### A normal-scores alternative to the Wilcoxon test

This section describes a normal-scores test for testing the null hypothesis that a set of scores is distributed symmetrically around a specified value C. If the null hypothesis is true, then C is both the mean and the median of the distribution.

Elsewhere I describe two methods for transforming scores to a normal distribution. Here we use the simpler of those two methods--the equal-area method. The use of the more complex median-scores method is illustrated below.

Consider a set of normal scores applying to just the right half of a normal distribution. For instance, if N = 9, we want the scores that divide the right half of a normal distribution into 10 equal areas. Thus we want the scores whose right-hand areas are .45, .40, .35, .30, .25, 20, .15, .10, and .05. A normal-curve table shows these 9 scores are
.126 .253 .385 .524 .674 .842 1.036 1.282 1.645
In this test you rank all N scores by the absolute values of their deviations from the hypothesized center C, with the score closest to C getting a rank of 1. As usual, assign mean ranks to ties. Then use those ranks to assign normal scores. If any scores exactly equal C, assign them a normal score of 0. Then attach minus signs to the scores below C, leaving the scores above C as positive. Define M as the mean of these scores. Then use an ordinary z test to test the null hypothesis that the scores have a mean of zero; use 1/sqrt(N) for the standard error of the mean. Thus
z = M × sqrt(N).

The logic behind this test is that if the scores are in fact distributed symmetrically around C, then positive and negative signs will be assigned with roughly equal frequency to the normal scores, and their expected mean will be zero and their standard deviation will be approximately 1. But if, say, positive deviations from C are larger and more numerous than negative deviations, then M will tend to be positive. The logic is rather similar to the logic of the Wilcoxon signed-ranks test. The major advantage of the normal-scores test is that there is little or no tendency for the various possible values of M to be tied with each other--unlike the Wilcoxon rank-sum S. That raises power, for reasons explained elsewhere.
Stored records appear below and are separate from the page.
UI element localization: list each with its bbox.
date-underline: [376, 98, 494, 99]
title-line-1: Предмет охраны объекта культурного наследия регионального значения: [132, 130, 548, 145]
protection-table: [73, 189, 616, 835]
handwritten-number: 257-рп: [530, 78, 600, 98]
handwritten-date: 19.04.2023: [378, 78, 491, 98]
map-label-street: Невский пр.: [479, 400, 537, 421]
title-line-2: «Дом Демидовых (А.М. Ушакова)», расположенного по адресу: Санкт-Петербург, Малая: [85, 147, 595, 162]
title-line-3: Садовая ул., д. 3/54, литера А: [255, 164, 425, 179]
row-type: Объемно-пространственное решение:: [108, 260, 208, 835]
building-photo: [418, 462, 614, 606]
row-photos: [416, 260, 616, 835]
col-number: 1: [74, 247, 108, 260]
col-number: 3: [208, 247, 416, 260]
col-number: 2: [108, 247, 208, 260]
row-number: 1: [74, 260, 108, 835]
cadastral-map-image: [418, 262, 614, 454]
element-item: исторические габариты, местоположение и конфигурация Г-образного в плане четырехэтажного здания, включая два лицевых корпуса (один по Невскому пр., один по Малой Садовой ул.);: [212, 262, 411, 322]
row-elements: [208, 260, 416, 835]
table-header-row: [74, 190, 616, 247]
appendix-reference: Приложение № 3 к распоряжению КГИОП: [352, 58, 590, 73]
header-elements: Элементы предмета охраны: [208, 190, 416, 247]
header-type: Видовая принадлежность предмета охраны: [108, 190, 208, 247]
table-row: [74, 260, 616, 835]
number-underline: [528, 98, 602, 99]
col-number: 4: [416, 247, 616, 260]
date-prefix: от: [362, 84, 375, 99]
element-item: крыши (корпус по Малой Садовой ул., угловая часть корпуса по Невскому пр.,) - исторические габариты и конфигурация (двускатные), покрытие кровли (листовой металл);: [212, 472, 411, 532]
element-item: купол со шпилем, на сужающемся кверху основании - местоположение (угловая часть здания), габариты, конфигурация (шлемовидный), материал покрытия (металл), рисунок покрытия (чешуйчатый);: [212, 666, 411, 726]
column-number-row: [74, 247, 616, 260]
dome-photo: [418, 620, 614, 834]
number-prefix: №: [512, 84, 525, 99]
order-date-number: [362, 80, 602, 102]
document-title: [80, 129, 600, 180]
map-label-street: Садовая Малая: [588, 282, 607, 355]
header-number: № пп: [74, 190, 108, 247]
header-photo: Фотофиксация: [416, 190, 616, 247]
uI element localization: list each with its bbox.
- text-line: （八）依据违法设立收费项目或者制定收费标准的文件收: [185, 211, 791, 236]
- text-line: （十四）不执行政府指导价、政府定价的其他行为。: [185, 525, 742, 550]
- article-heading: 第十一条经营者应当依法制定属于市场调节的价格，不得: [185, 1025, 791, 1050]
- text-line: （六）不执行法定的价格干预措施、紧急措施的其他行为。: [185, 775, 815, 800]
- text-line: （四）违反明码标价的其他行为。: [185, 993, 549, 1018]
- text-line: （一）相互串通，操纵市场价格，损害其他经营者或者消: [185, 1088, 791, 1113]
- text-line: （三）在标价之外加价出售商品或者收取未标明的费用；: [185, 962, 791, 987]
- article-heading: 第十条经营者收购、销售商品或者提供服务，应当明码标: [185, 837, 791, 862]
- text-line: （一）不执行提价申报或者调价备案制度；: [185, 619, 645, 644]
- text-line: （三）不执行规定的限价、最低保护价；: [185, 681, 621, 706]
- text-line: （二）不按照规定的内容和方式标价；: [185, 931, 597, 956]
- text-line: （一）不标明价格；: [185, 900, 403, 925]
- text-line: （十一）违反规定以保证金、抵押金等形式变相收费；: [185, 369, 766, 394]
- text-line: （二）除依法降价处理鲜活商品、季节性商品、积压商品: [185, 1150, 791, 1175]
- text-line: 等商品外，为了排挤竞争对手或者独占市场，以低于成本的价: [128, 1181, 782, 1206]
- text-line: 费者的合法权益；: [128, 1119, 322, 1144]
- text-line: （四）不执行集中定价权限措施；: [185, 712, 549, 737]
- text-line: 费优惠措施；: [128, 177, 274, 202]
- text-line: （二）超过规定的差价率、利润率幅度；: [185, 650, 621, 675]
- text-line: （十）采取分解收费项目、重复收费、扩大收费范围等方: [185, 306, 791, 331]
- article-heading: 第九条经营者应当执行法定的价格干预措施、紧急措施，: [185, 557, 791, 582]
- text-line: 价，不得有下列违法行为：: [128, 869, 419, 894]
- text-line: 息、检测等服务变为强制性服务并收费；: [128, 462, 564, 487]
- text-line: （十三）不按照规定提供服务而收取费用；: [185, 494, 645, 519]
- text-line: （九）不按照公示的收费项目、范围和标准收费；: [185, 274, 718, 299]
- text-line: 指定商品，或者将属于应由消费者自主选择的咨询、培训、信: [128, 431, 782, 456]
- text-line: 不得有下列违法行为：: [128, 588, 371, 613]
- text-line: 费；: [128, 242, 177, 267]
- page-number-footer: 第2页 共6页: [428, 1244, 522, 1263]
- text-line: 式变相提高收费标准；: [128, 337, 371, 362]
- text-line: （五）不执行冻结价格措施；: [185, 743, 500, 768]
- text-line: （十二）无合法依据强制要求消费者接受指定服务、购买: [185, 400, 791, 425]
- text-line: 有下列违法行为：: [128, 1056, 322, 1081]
#### Using median scores in the normal-scores test on a center C

The use of median scores in the normal-scores test is discussed elsewhere. As described there, each of the N ranks is transformed into an Area value based on the Beta distribution. In the present case you apply those areas to the distribution of the absolute values of normal scores, or equivalently to the right half of a standard normal distribution. That can be done through the relation

New left-tail area = .5 + Original left-tail area/2

For instance, in the previous example with N = 9, the 9 left-tail areas were
.074 .180 .286 .393 .500 .607 .714 .820 .926
The last equation transforms these values to
.537 .590 .643 .697 .750 .803 .857 .910 .963
The z-values corresponding to these areas are then the desired normal scores. They are:
.093 .227 .367 .514 .674 .854 1.066 1.342 1.786
In other ways the method is like the equal-area method.